В «Игровой зоне» (название-то какое «замечательное»!) одного калининградского торгового центра на большом экране демонстрируется видеоигра «Дом смерти»: лихая парочка, он и она, путешествует по небоскребу, населенному мертвецами и вампирами, ловко расстреливая монстров, вываливающихся с разной скоростью из всевозможных щелей — только успевай отбиваться. Семья на воскресной прогулке: крепко сбитый основательный папа, по виду бизнесмен средней руки, изящная ухоженная — с картинки гламурного журнала — мама, трехлетняя нарядная куколка-дочка — остановились возле экрана.. «Хочешь пострелять?» — щедро предлагает отец. Малышка, не отрывая взгляда от экрана, где снова и снова копошатся отвратительные мертвецы, молчит и на всякий случай нащупывает мамину юбку. «Ну, что ты, постреляй», — присоединяется к уговорам мама. Папа приносит стопку жетонов и начинает показывать, как правильно целиться. Наблюдающая со стороны женщина обращается к маме: «А ваша девочка не напугается?» — и тут же жалеет о своем неравнодушии, натолкнувшись на изумленно-холодное: «Что-о-о?»

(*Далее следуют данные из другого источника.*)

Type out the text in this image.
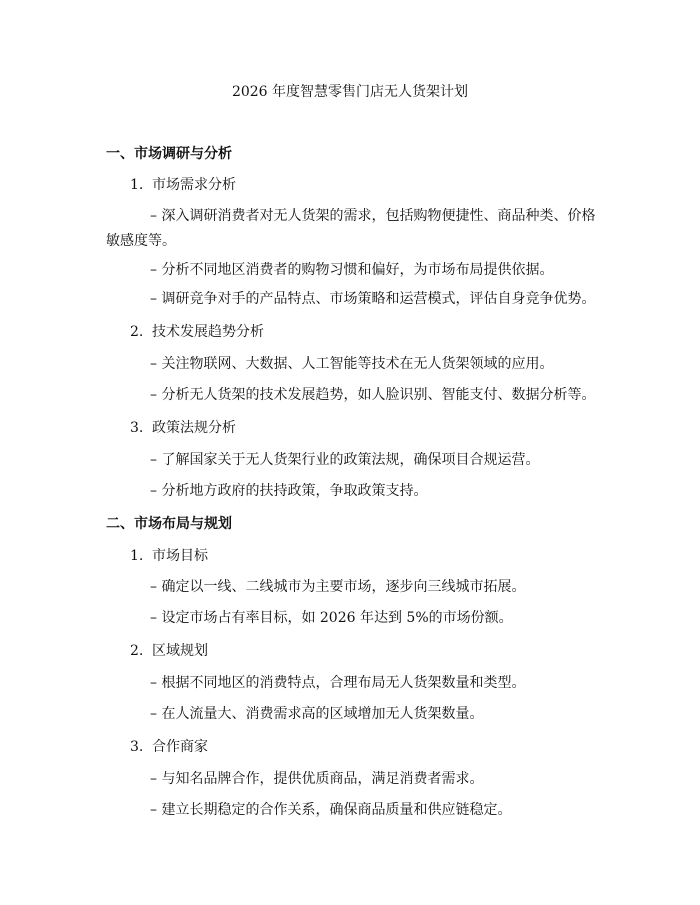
2026 年度智慧零售门店无人货架计划
一、市场调研与分析
1. 市场需求分析
– 深入调研消费者对无人货架的需求，包括购物便捷性、商品种类、价格敏感度等。
– 分析不同地区消费者的购物习惯和偏好，为市场布局提供依据。
– 调研竞争对手的产品特点、市场策略和运营模式，评估自身竞争优势。
2. 技术发展趋势分析
– 关注物联网、大数据、人工智能等技术在无人货架领域的应用。
– 分析无人货架的技术发展趋势，如人脸识别、智能支付、数据分析等。
3. 政策法规分析
– 了解国家关于无人货架行业的政策法规，确保项目合规运营。
– 分析地方政府的扶持政策，争取政策支持。
二、市场布局与规划
1. 市场目标
– 确定以一线、二线城市为主要市场，逐步向三线城市拓展。
– 设定市场占有率目标，如 2026 年达到 5%的市场份额。
2. 区域规划
– 根据不同地区的消费特点，合理布局无人货架数量和类型。
– 在人流量大、消费需求高的区域增加无人货架数量。
3. 合作商家
– 与知名品牌合作，提供优质商品，满足消费者需求。
– 建立长期稳定的合作关系，确保商品质量和供应链稳定。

Телевидение как замена жизни
Обессмыслившееся современное телевидение продолжает общую тенденцию выхолащивания из общественного сознания продуктивных форм семейного поведения. В тягучих сериалах вяло обсуждаются подробности измен и их последствий, извращенно обогащая существование мыльных героев. Оживление сюжету могут придать такие «неожиданные режиссерские ходы», как одновременное существование двух отцов одной героини. Умиляясь их пламенной любви к внезапно обретенной дочери, нашедшей их через 20 лет в связи со своей неожиданной беременностью вне брака, зритель оставляет за гранью своего восприятия основную нить сюжета: если вдуматься, мать девушки, очевидно, вела распутную жизнь, находясь в близких отношениях с двумя мужчинами одновременно.
Вступающие в юношеский возраст активно формируют свою идентичность. Постоянно сверяют свое представление о себе с предъявляемыми обществом образцами. Формируют установки и стереотипы поведения. Объединяют в единое целое свои представления о себе как о сыне или дочери, брате или сестре, друге или подруге, потенциальном супруге.
Стараниями Лолиты Милявской, Анфисы Чеховой и их товарищей по цеху тема целомудрия, верности, любви на экранах ТВ постоянно подвергается осмеянию, низводится к грубым инстинктам. И Лолита, разгуливающая перед концертом по холлу в одних колготках, и Анфиса, плотоядно рассказывающая про срамные места и не менее срамные дела, привносят в копилку юношеских представлений об образе женщины цинизм и бесстыдство. Парикмахер Сергей Зверев регулярно учит страну, как надо жить. Рассказывая находящемуся рядом с ним «сыну», как правильно ухаживать за собой, он транслирует миллионам мальчиков-телезрителей в качестве образца для подражания поведенческие расстройства и неспособность к созданию семьи.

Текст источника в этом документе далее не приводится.